James, who mostly has dominated his former team, lost twice to the Cavaliers this season, dropping his record against them to 17-3.
“He really wants to put on a show for his hometown crowd. Or ... he really doesn’t like [Cavaliers owner] Dan Gilbert,” Ham joked before the game.
James was visibly emotional when highlights of his chase-down block in the 2016 NBA Finals brought the crowd to its feet for a massive ovation that James later said caught him off guard.
He raised his hands, acknowledging the fans, before blowing a kiss to the crowd that watched him for 11 of his 20 seasons and celebrated the city’s first championship since 1964.
Later in the fourth quarter, fans inside his former home arena chanted “M-V-P” — only this time it was for Donovan Mitchell.
Mitchell scored a season-high 43 points, one of the biggest offseason acquisitions helping Cleveland improve to an NBA-best 11-1 at home. Center Jarrett Allen made his first 10 shots on the way to 24 points and 11 rebounds, and guard Darius Garland had 21 points and 11 assists for the Cavaliers, who outscored the Lakers 31-19 in the fourth quarter to pull away.
“Mitchell, he’s just Mitchell,” James said of the newest Cavaliers star. “I mean, he did a great job of penetrating our gaps and making some tough shots all night and got into a real good comfort. But he’s a special kid.”
Ham said Davis, who was named Western Conference player of the week Monday, started feeling sick earlier in the day and progressively got worse. Davis’ temperature went above “101 and some change,” Ham said, but Davis wanted to play. He left the game after eight minutes with just one point.
“He just felt too weak, just too drained — dehydrated a little bit,” Ham said.
His status for Wednesday’s game in Toronto is undetermined.
Without Davis on the inside, the Lakers could’ve used some firepower from the outside. They got almost none.
The Lakers made only six of 36 three-point shots, their worst effort of the season. They’re just 2-7 when held below 30% on threes. They also turned the ball over 16 times to only eight for the Cavaliers.

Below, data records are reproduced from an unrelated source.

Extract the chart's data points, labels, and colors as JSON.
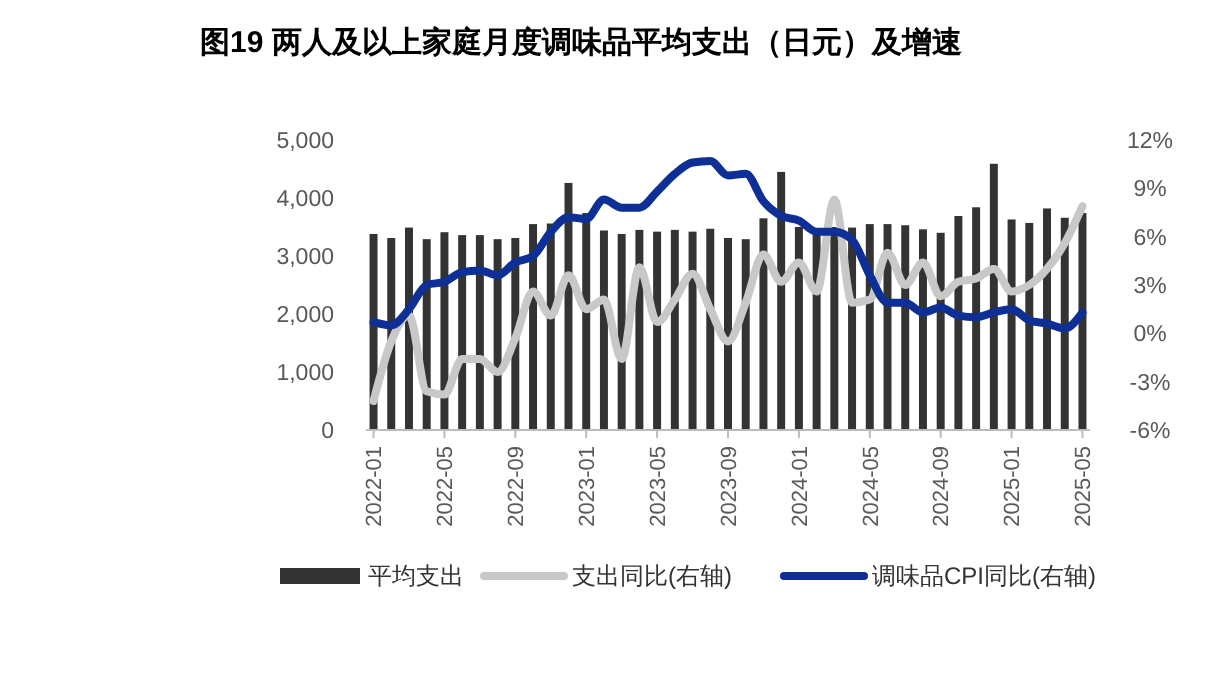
{
  "chart_data": {
    "type": "bar",
    "title": "图19 两人及以上家庭月度调味品平均支出（日元）及增速",
    "categories": [
      "2022-01",
      null,
      null,
      null,
      "2022-05",
      null,
      null,
      null,
      "2022-09",
      null,
      null,
      null,
      "2023-01",
      null,
      null,
      null,
      "2023-05",
      null,
      null,
      null,
      "2023-09",
      null,
      null,
      null,
      "2024-01",
      null,
      null,
      null,
      "2024-05",
      null,
      null,
      null,
      "2024-09",
      null,
      null,
      null,
      "2025-01",
      null,
      null,
      null,
      "2025-05"
    ],
    "series": [
      {
        "name": "平均支出",
        "color": "#333333",
        "values": [
          3380,
          3310,
          3490,
          3290,
          3410,
          3360,
          3360,
          3290,
          3310,
          3550,
          3560,
          4260,
          3740,
          3440,
          3380,
          3450,
          3420,
          3450,
          3420,
          3470,
          3310,
          3290,
          3650,
          4450,
          3500,
          3400,
          3500,
          3490,
          3550,
          3550,
          3530,
          3460,
          3400,
          3690,
          3840,
          4590,
          3630,
          3570,
          3820,
          3660,
          3740
        ]
      },
      {
        "name": "支出同比(右轴)",
        "type": "line",
        "axis": "y2",
        "color": "#c8c8c8",
        "values": [
          -4.2,
          -0.5,
          1.1,
          -3.6,
          -3.8,
          -1.6,
          -1.6,
          -2.4,
          -0.3,
          2.6,
          1.1,
          3.6,
          1.5,
          2.1,
          -1.6,
          4.1,
          0.7,
          2.1,
          3.7,
          1.5,
          -0.5,
          1.9,
          4.9,
          3.2,
          4.4,
          2.6,
          8.3,
          1.9,
          2.1,
          5.0,
          3.0,
          4.4,
          2.3,
          3.2,
          3.4,
          4.0,
          2.6,
          3.0,
          4.0,
          5.6,
          7.9
        ]
      },
      {
        "name": "调味品CPI同比(右轴)",
        "type": "line",
        "axis": "y2",
        "color": "#0d2f96",
        "values": [
          0.7,
          0.5,
          1.5,
          3.0,
          3.2,
          3.8,
          3.9,
          3.6,
          4.4,
          4.8,
          6.3,
          7.2,
          7.1,
          8.3,
          7.8,
          7.8,
          8.8,
          9.9,
          10.6,
          10.7,
          9.8,
          9.9,
          8.2,
          7.3,
          7.0,
          6.3,
          6.3,
          5.8,
          3.6,
          1.9,
          1.9,
          1.3,
          1.6,
          1.1,
          1.0,
          1.3,
          1.5,
          0.8,
          0.6,
          0.3,
          1.3
        ]
      }
    ],
    "ylim": [
      0,
      5000
    ],
    "yticks": [
      {
        "value": 0,
        "label": "0"
      },
      {
        "value": 1000,
        "label": "1,000"
      },
      {
        "value": 2000,
        "label": "2,000"
      },
      {
        "value": 3000,
        "label": "3,000"
      },
      {
        "value": 4000,
        "label": "4,000"
      },
      {
        "value": 5000,
        "label": "5,000"
      }
    ],
    "y2lim": [
      -6,
      12
    ],
    "y2ticks": [
      {
        "value": -6,
        "label": "-6%"
      },
      {
        "value": -3,
        "label": "-3%"
      },
      {
        "value": 0,
        "label": "0%"
      },
      {
        "value": 3,
        "label": "3%"
      },
      {
        "value": 6,
        "label": "6%"
      },
      {
        "value": 9,
        "label": "9%"
      },
      {
        "value": 12,
        "label": "12%"
      }
    ],
    "legend": "bottom",
    "grid": false
  }
}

“We just didn’t make enough shots and had untimely turnovers,” Ham said. “To me, that’s what the game came down to pretty much.”
Cleveland didn’t shoot well from deep either, allowing the Lakers to keep the game close until the Cavaliers sprinted through the final horn.
In addition to Davis’ illness, the Lakers were without backup big man Wenyen Gabriel, who suffered a left shoulder sprain going for a rebound against the Wizards on Sunday. He’s scheduled to be evaluated again in one week, and Ham is optimistic Gabriel won’t be out much longer.
“It’s next man up. That’s what a team is for,” James said. “Obviously you can’t replace AD so everyone has to do a little bit more.”